The German government Tuesday made a public admission of failure in allowing the plotters of the Sept. 11 carnage to slip through undetected.
The move came as the US authorities for the first time stated openly that the northern port of Hamburg had been a central base of operations in the planning of the attacks in the US.
Sitting beside the US Attorney-General John Ashcroft, at a joint press conference in Washington, Germany's interior minister, Otto Schily, said: "We must say we failed to see it." He added: "But to be very open-minded, we altogether failed ... We have to re-examine our security system."
Mohammed Atta, who is alleged to have flown the first of the airliners to hit the World Trade Center, and two of the other suspected hijack pilots lived and studied in the city, along with three men wanted in connection with the attack.
Ashcroft said: "It is clear that Hamburg served as a central base of operations for these six individuals and their part in the planning of the Sept. 11 attack."

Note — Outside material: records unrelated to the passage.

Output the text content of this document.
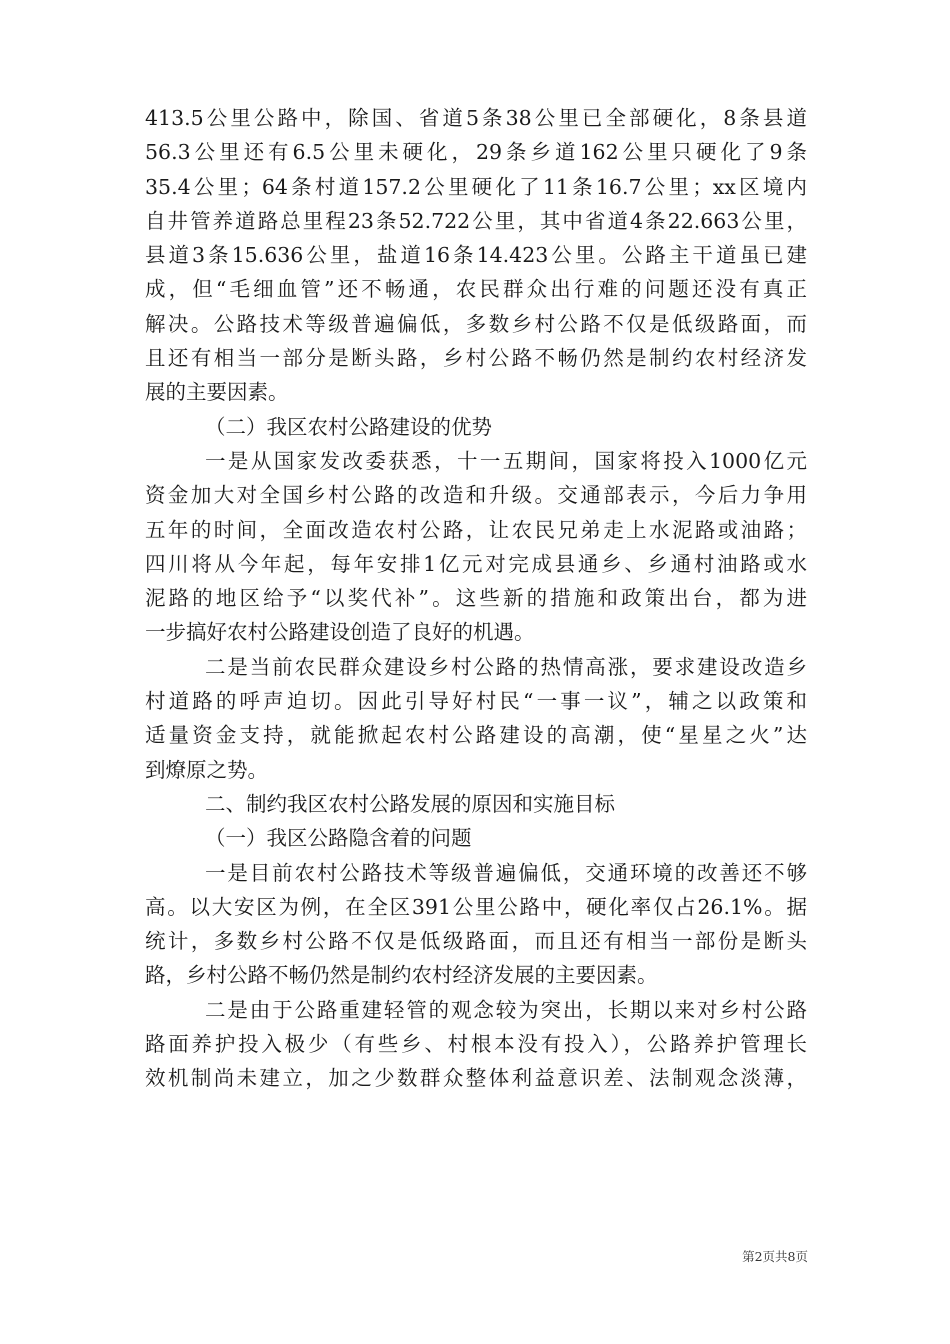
413.5公里公路中，除国、省道5条38公里已全部硬化，8条县道
56.3公里还有6.5公里未硬化，29条乡道162公里只硬化了9条
35.4公里；64条村道157.2公里硬化了11条16.7公里；xx区境内
自井管养道路总里程23条52.722公里，其中省道4条22.663公里，
县道3条15.636公里，盐道16条14.423公里。公路主干道虽已建
成，但“毛细血管”还不畅通，农民群众出行难的问题还没有真正
解决。公路技术等级普遍偏低，多数乡村公路不仅是低级路面，而
且还有相当一部分是断头路，乡村公路不畅仍然是制约农村经济发
展的主要因素。
（二）我区农村公路建设的优势
一是从国家发改委获悉，十一五期间，国家将投入1000亿元
资金加大对全国乡村公路的改造和升级。交通部表示，今后力争用
五年的时间，全面改造农村公路，让农民兄弟走上水泥路或油路；
四川将从今年起，每年安排1亿元对完成县通乡、乡通村油路或水
泥路的地区给予“以奖代补”。这些新的措施和政策出台，都为进
一步搞好农村公路建设创造了良好的机遇。
二是当前农民群众建设乡村公路的热情高涨，要求建设改造乡
村道路的呼声迫切。因此引导好村民“一事一议”，辅之以政策和
适量资金支持，就能掀起农村公路建设的高潮，使“星星之火”达
到燎原之势。
二、制约我区农村公路发展的原因和实施目标
（一）我区公路隐含着的问题
一是目前农村公路技术等级普遍偏低，交通环境的改善还不够
高。以大安区为例，在全区391公里公路中，硬化率仅占26.1%。据
统计，多数乡村公路不仅是低级路面，而且还有相当一部份是断头
路，乡村公路不畅仍然是制约农村经济发展的主要因素。
二是由于公路重建轻管的观念较为突出，长期以来对乡村公路
路面养护投入极少（有些乡、村根本没有投入），公路养护管理长
效机制尚未建立，加之少数群众整体利益意识差、法制观念淡薄，
第2页共8页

Otto Schily's humiliating acknowledgement came as his investigators back in Germany revealed an apparently significant development in the global operation to clamp down on Islamist terrorism.
A suspected Islamist terrorist was arrested and removed from a jet liner as it was about to take off from Frankfurt airport, police said Tuesday. A statement from the office of Germany's chief prosecutor said the man had since been put under formal investigation in connection with "serious crimes such as murder and manslaughter."
German frontier guards boarded an Iran Air flight to Tehran after the discovery of several suspicious items in the man's luggage. The prosecutor's office said they included a nuclear, biological and chemical warfare protection suit and parts that could have been used to make a detonator.
The arrest was only revealed Tuesday after the publication of reports in two local newspapers. The seriousness of the crimes under investigation suggested the man was suspected of a great deal more than just setting off to join the Taliban's struggle in Afghanistan.
The prosecutor's office identified the suspected as Harun A, aged 29. But it added that he was a Turkish citizen and a leading member of a Cologne-based Islamist organization. Because of Germany's restrictive immigration laws, many of its Turkish immigrants remain Turkish citizens.
The statement said that he was being sought actively by investigators at the time of his arrest.